質量保存の法則

レゴブロックで作ったお城をバラバラにしてロボットに組み立て直しても、使ったブロック全体の重さは1グラムも変わらないという原理です。

定義 化学反応が起きて物質の性質や見た目がどれほど大きく変わっても、反応する前の物質の総質量と、反応後に新しくできた物質の総質量は常にピッタリ一致するという自然界の法則です。物質を形づくる基本の粒である「原子」が勝手に消えたり新たに生まれたりすることはなく、ただ組み合わせ方が変わるだけだからこそ起こる現象です。

レゴブロックを組み替えるのと同じです

赤と青のレゴブロック100個で立派なお城を作ったあと、気が変わって全部バラバラにして車を作ったところを想像してみてください。完成した形はガラリと変わりましたが、箱の中にあるブロックの総数と全体の重さは1グラムも変わりません。

私たちの周りの空気や水、土、そして私たち自身の体まで、世の中のすべての物質は「原子」というごく小さなレゴブロックでできています。物質どうしが出会って新しい物質に変わる化学反応が起きるときも、原子がどこかへ消え去ったり、何もないところからポンと生まれたりすることはありません。

もともと手をつないでいた原子どうしが手を離し、新しい相手と組み直しているだけなのです。レゴブロックの数が変わらないのと同じように、反応の前と後で原子の数がまったく同じであるため、全体の重さも常に一定に保たれます。

質量保存の法則 - 反応前後で原子の種類と数が等しく水平な天秤 反応前 赤4個・青2個 反応後 赤4個・青2個 原子の数が同じで重さが変わりません

燃えて消えた薪はどこへ行ったのでしょう?

大きな薪(まき)を焚き火にくべて燃やすと、ほんのひと握りの軽い灰しか残りません。目に見えるものだけで判断すると、あんなに重かった木がまるで魔法のように宙に消え、軽くなってしまったように思えます。鉄のクギがサビると逆に重くなる現象も不思議に感じられますよね。

しかし、これは「空気」という目に見えない参加者を忘れているからです。木が燃えるときに空気中へ散らばった煙や二酸化炭素、水蒸気を密閉したガラス容器の中にすべて閉じ込めて重さを量ると、元の薪と使われた酸素を足した重さと正確に一致します。サビた鉄のクギも、空気中の酸素が鉄と結びついたことで、その酸素の重さ分だけ増えたに過ぎません。

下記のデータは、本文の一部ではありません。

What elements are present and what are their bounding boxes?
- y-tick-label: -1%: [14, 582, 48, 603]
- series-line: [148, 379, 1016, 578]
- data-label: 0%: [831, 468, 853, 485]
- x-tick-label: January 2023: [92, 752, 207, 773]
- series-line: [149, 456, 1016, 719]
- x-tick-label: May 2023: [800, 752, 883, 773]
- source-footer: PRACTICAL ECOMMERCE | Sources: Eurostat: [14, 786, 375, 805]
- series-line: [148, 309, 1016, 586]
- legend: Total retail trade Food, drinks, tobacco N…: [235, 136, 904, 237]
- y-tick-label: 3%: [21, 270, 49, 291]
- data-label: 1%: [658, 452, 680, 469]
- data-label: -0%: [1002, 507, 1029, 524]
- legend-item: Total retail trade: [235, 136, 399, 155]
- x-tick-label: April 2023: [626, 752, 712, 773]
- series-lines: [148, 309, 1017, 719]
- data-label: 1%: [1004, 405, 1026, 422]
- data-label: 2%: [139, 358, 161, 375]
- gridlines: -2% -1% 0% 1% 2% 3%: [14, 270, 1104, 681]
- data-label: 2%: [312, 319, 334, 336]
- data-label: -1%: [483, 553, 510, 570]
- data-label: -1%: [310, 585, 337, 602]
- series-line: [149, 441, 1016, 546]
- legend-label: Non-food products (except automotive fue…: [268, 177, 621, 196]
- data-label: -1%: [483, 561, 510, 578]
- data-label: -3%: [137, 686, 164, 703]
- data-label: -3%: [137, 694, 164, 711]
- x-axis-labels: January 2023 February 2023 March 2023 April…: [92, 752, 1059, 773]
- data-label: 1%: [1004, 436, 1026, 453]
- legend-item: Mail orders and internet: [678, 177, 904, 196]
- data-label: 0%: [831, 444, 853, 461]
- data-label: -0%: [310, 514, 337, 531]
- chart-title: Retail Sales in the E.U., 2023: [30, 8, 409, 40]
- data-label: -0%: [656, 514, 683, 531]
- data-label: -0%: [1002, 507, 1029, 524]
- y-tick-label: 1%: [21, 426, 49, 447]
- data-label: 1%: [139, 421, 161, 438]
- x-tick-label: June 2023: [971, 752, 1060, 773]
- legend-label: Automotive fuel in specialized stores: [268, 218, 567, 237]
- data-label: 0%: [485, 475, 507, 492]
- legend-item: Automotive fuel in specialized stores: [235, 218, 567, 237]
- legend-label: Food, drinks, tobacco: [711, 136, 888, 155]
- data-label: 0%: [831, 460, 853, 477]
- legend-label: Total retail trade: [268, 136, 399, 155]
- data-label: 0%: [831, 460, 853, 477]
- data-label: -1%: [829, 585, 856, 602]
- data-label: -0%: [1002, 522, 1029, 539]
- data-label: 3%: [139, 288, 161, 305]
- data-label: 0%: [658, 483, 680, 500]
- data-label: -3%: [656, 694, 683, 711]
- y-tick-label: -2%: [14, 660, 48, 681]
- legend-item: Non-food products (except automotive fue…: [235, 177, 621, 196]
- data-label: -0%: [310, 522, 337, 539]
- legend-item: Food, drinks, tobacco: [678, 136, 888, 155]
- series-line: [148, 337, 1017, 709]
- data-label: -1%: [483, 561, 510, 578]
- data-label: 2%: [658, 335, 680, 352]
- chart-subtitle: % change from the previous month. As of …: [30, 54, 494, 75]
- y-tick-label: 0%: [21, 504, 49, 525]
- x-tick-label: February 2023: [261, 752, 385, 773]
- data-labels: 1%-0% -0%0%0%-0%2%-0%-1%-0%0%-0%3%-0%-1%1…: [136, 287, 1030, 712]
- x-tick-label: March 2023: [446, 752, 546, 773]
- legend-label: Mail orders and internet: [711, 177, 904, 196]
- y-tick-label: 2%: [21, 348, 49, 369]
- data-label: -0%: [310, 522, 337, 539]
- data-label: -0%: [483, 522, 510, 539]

物質が外へ逃げ出したり入り込んだりできない密閉空間で反応を観察すると、どんな化学変化が起きても全体の質量は決して変わらないことがはっきりと確認できます。

密閉フラスコ内で燃焼前後の質量が100.0gに保存される様子 反応前 100g 燃焼反応 反応後 100g 質量保存(前後で一定)

もう少し正確に言うと:エネルギーとの秘密のやりとり

日常生活で起きる料理や燃焼(物が燃えること)、腐食(サビること)といった一般的な化学反応では、質量保存の法則は実質的に完璧に成り立ちます。この過程で出入りする熱や光のエネルギーはごくわずかなため、通常のハカリでは質量の変化をまったく測定できないからです。

しかし、原子の中心にある原子核が分裂したり合体したりする原子力発電や太陽内部の核反応では、少し違ったことが起こります。反応前よりごくわずかに質量が減る代わりに、その減った分の質量がとてつもない量の光や熱エネルギーとして爆発するように放出されるのです。

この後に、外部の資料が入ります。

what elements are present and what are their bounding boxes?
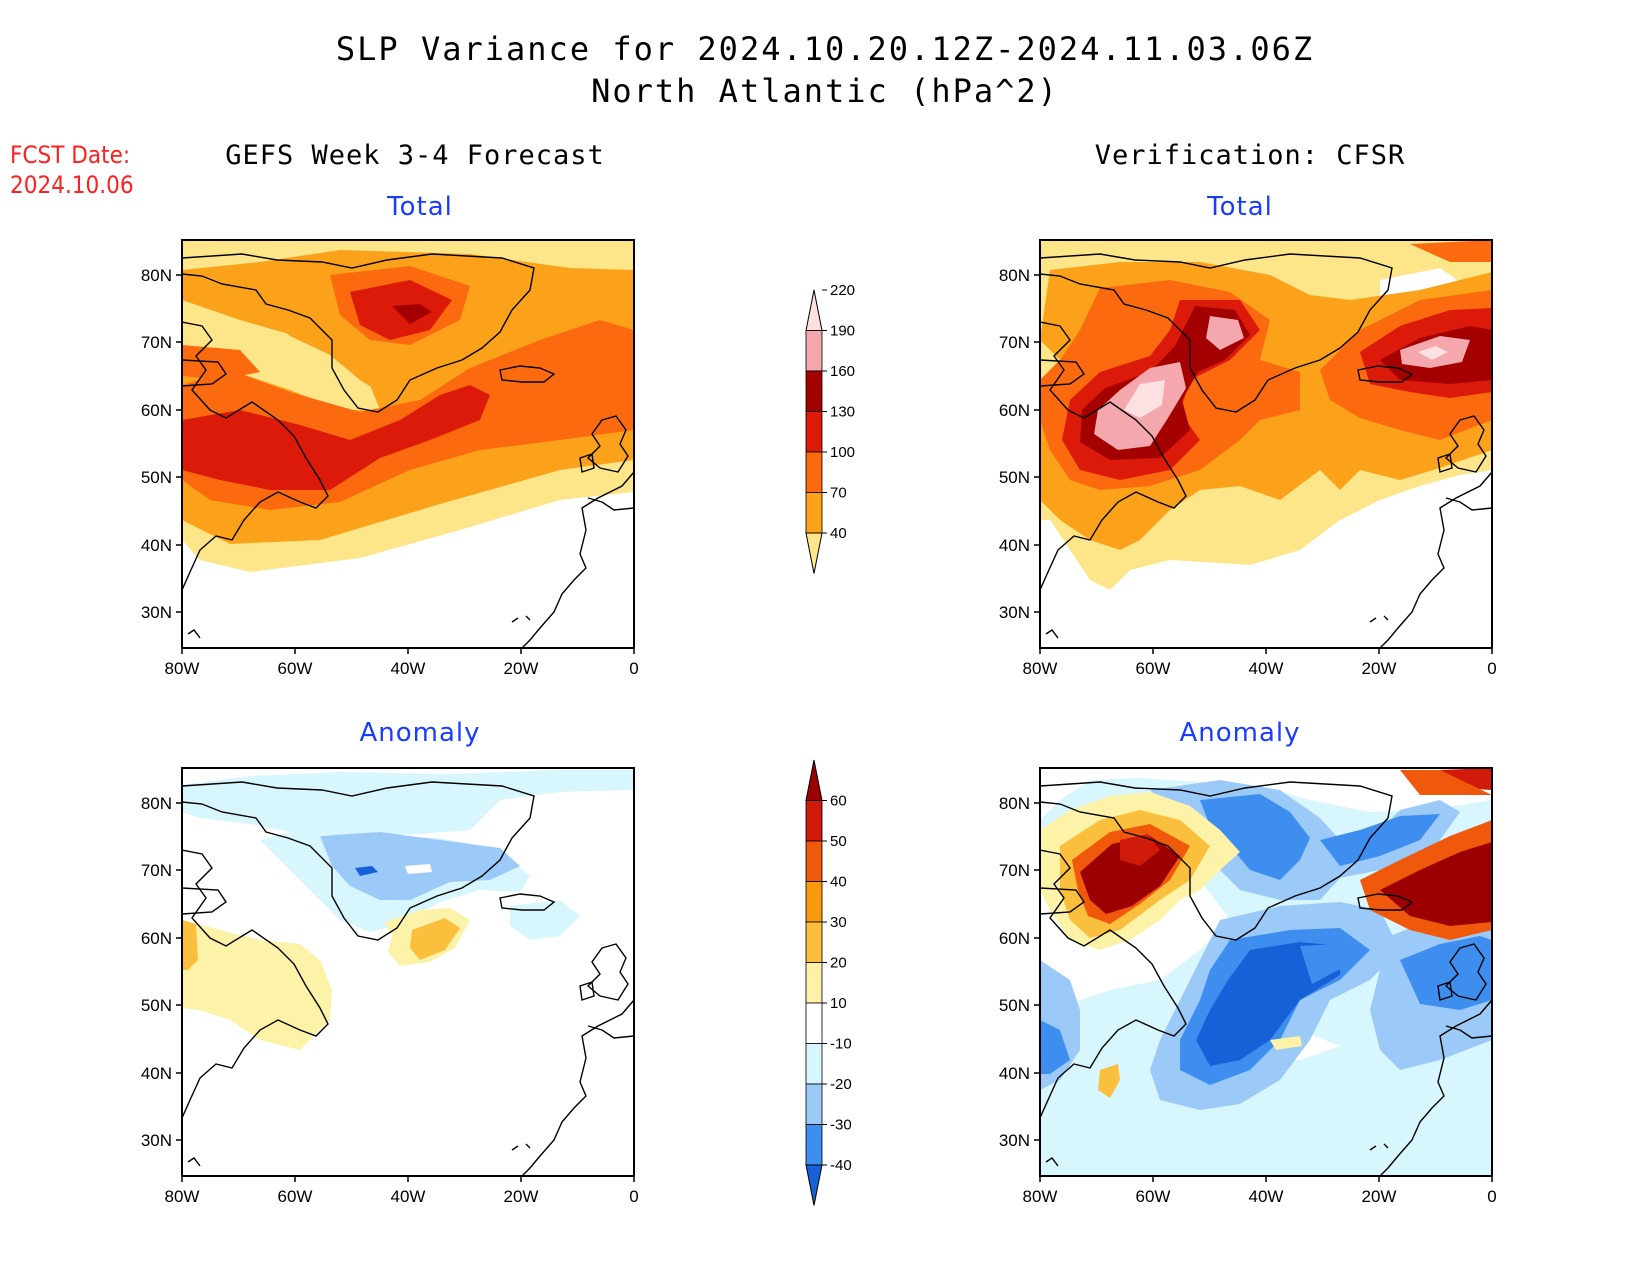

天才物理学者アインシュタインは、質量とエネルギーが本質的に同じものであることを証明しました。現代の物理学では、物質の質量だけでなく放出されたエネルギーまで質量に換算してトータルで捉える質量・エネルギー保存の法則によって、自然界の完全なバランスを説明しています。

🤔 よくある誤解

✕ 誤解

木を燃やすと灰しか残らないので、全体の質量が減ったのだ。

✓ 事実

目に見えない気体(二酸化炭素や水蒸気)になって空気中へ逃げただけです。逃げた気体と燃焼に使われた酸素まで密閉容器に集めて測れば、反応前後の質量は完全に一致します。

🧺 日常で出会う場面

1 密閉されたガラス瓶の中でろうそくを燃やしても、火をつける前と消えた後でガラス瓶全体の重さはまったく変わりません。
2 水100gに砂糖20gを溶かすと、砂糖の粒が見えなくなっても、砂糖水の重さは正確に120gになります。
💡 つまり ひとことで

化学反応の前後で物質を構成する原子の種類と数は変わらないため、全体の質量は常に一定に保たれます。